L’arrêt cardiaque soudain est l’une des principales causes de mortalité aux États-Unis et dans de nombreux autres pays. Il survient lorsque le cœur cesse brusquement de battre en raison d’un dysfonctionnement de son système électrique.
Selon la Cleveland Clinic, ce trouble tue environ 95 % des personnes touchées, mais une intervention immédiate peut leur offrir une véritable chance de survie.
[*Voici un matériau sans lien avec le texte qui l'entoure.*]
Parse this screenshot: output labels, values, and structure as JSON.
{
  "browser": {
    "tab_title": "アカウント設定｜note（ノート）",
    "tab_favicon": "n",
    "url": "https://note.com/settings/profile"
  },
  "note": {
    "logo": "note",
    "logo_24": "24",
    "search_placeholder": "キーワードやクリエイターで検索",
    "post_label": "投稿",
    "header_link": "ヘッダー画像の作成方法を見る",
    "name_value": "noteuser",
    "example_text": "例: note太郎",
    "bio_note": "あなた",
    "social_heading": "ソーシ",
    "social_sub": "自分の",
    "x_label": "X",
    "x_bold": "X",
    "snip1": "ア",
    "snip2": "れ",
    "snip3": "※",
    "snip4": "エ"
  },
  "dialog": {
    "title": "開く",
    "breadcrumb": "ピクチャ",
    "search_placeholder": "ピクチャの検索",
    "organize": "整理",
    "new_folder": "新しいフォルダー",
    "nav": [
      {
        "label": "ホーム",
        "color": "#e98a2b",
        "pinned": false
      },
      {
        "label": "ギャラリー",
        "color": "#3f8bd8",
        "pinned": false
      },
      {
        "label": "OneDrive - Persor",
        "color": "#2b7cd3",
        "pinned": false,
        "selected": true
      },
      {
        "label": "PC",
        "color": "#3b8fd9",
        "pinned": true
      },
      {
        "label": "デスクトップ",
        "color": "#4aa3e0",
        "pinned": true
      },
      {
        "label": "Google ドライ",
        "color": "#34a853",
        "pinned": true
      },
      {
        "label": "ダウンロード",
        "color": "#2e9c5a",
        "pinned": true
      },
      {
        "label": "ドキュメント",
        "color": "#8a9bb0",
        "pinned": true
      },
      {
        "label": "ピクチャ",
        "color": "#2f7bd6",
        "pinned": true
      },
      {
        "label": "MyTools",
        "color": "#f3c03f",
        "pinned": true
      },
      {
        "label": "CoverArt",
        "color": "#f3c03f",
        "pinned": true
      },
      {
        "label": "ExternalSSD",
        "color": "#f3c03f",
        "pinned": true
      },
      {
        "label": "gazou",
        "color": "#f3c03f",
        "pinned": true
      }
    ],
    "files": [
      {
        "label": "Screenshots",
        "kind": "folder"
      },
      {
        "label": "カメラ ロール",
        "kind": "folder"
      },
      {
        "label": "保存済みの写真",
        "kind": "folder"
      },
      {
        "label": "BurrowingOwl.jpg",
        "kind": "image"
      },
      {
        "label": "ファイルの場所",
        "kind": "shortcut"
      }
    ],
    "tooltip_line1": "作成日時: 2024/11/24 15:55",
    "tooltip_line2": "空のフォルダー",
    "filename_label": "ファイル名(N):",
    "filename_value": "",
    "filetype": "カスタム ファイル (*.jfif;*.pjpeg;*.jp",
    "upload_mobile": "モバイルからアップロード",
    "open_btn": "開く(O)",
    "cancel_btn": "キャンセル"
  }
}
Le cardiologue spécialisé dans les troubles du rythme, le Dr Bruce Wilkoff, souligne que « seulement environ 5 % des personnes victimes d’un arrêt cardiaque soudain arrivent à l’hôpital dans un état leur permettant d’en sortir vivantes ». Il explique cela par plusieurs facteurs, notamment l’absence de témoins capables de pratiquer une réanimation cardio-pulmonaire (RCP), le retard dans l’appel aux urgences, ou encore l’incapacité des secours à intervenir dans les dix minutes cruciales avant que ne surviennent des lésions cérébrales graves.
Lors d’un arrêt cardiaque soudain, le cœur perd sa capacité à pomper le sang en raison d’un trouble sévère et irrégulier du rythme. La circulation sanguine vers les organes vitaux s’interrompt, entraînant une perte de conscience et l’arrêt de la respiration et du pouls en quelques secondes. Le Dr Wilkoff précise qu’« il est impossible pour une personne de rester consciente plus de quatre ou cinq secondes après l’arrêt du flux sanguin ».
Les principaux facteurs qui augmentent le risque d’arrêt cardiaque soudain :
1. Cicatrices du muscle cardiaque
Les cicatrices formées dans le muscle cardiaque perturbent les signaux électriques. Elles sont souvent causées par des maladies telles que l’artérite coronaire ou la cardiomyopathie. Les crises cardiaques, les infections virales, certaines maladies génétiques ou auto-immunes, ainsi que l’exposition à des substances toxiques, peuvent aussi provoquer des lésions menant à la formation de cicatrices.
2. Diminution de la capacité de pompage du cœur
Lorsque la fraction d’éjection du ventricule gauche tombe à 35 % ou moins, la circulation sanguine devient insuffisante, ce qui favorise des troubles graves du rythme cardiaque. Dans ce cas, l’implantation d’un défibrillateur automatique implantable (DAI) peut constituer une solution efficace pour prévenir les arythmies mortelles et permettre au patient de retrouver une vie normale.
3. Facteurs génétiques
La mort subite et inexpliquée d’un membre de la famille de premier degré à un jeune âge constitue un indicateur fort d’un risque élevé d’arrêt cardiaque soudain.
4. Tabagisme
Le tabagisme est un facteur majeur augmentant la probabilité de crise cardiaque et d’arrêt cardiaque soudain. Le Dr Wilkoff explique que les fumeurs ayant reçu un DAI nécessitent souvent davantage de chocs électriques que les non-fumeurs, ce qui indique une fréquence plus élevée de troubles cardiaques graves.
5. Insuffisance cardiaque
L’apparition de symptômes tels que l’essoufflement ou une faible tolérance à l’effort physique indique la présence d’une insuffisance cardiaque, qu’elle soit associée ou non à une diminution de la fraction d’éjection. Dans ce cas, un traitement médicamenteux devient indispensable. Des médicaments comme les inhibiteurs de l’ECA ou les bêtabloquants soulagent le cœur, améliorent ses performances et réduisent considérablement le risque d’arrêt cardiaque soudain.